Pitching a story

Send an e-mail in which you answer these questions:

  1. Your name is
  2. What is the story?
  3. Who are all the players in this story?
  4. What kind of social, political, and economic context surrounds the story?
  5. What visual components does the story have (how will you treat it visually)?
  6. Is this a team story or will you do this solo?
  7. What different angles does the story have that might be assigned to team members?

Need help with story ideas? Try this document.

The news budget meeting

Production's beginning

Starting with Week 2, even-numbered weeks at News Central begin with a news budget meeting. Newsrooms throughout North America have daily (or twice daily) news budget meetings. At those meetings, lesser editors "pitch" their top stories.

At a newspaper, a senior editor decides which stories will go on Page 1 and how they will be displayed. At a television station, a news director makes similar decisions. Along with a senior producer, the two decide how the newscast will line up.

Your role in the Budget Meeting

At News Central (this class), each student is considered a lesser editor. At the biweekly news budget meeting, you are expected to come prepared to "pitch" a carefully considered story. You submitted your written pitch the previous Friday. You may be asked to share with the entire News Central team your story idea, the various avenues (angles) that story might take, and how it might be presented in print, on the Web, and in a TV newscast. Your goal is to "sell" others on your idea as a worthy project.

You send your proposal to your instructor by e-mail before noon on the Friday prior to the budget meeting. Your proposal, 2-3 paragraphs in length, will 1) briefly describe the story idea – what the story is; 2) if the story is not an event but is a depth piece or feature, identify the news hook; 3) list some of the elements of the story (what documents you might use, what sources, what images or video etc.); 4) Tell how this might play out differently in print, online, and on TV; 5) make sure you answer the questions posed at the left, under "Pitching a story."

Part of your reports grade, your leadership grade and especially your participation in this class is based on what you bring to the budget meeting. Do you come prepared? Do you contribute ideas to the news discussion? Do you actively participate in the meeting? Do you select stories that interest other members of the class and inspire them to "sign on" to your team?

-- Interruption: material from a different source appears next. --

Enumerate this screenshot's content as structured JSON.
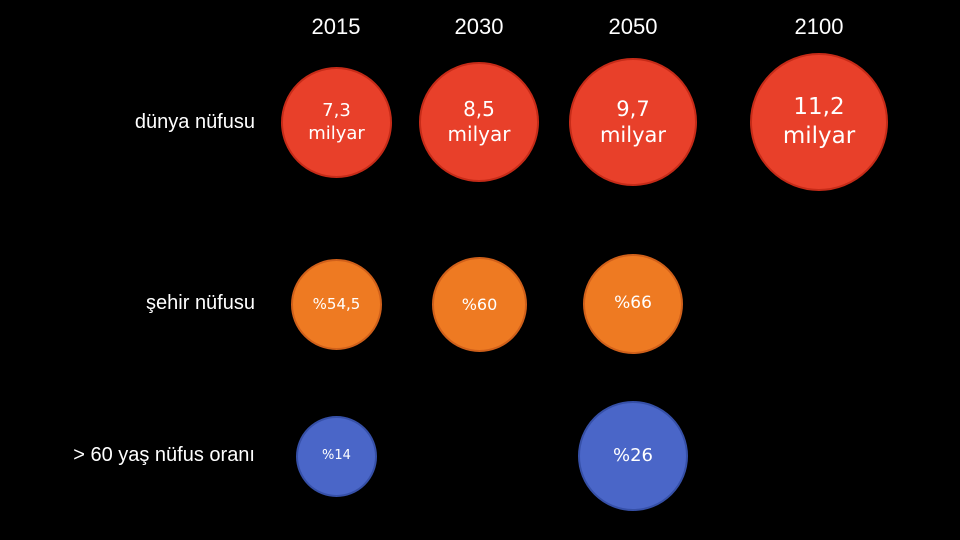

At the conclusion of each biweekly news budget meeting, each student will have an assignment. The project leader will fill out a "Story Planning Worksheet" form online the day of the news budget meeting.

Due dates

During the spring semester, 2015, story production will be governed by these dates:

Cycle Story Pitch Date Budget Meeting Date Package Due Date
1) Jan. 16 Jan. 20 Jan. 29
2) Jan. 30 Feb. 3 Feb. 12
3) Feb. 13 Feb. 17 Feb. 26
4) Feb. 27 March 3 March 12
5) March 20 March 24 April 2
6) April 3 April 7 April 16
7) April 17 April 21 April 30

Breaking stories

Note: If something happens over the weekend (or Monday) that makes for an outstanding story, you may pitch that story during the budget meeting - IF you abandon your claim to the story you pitched on Friday.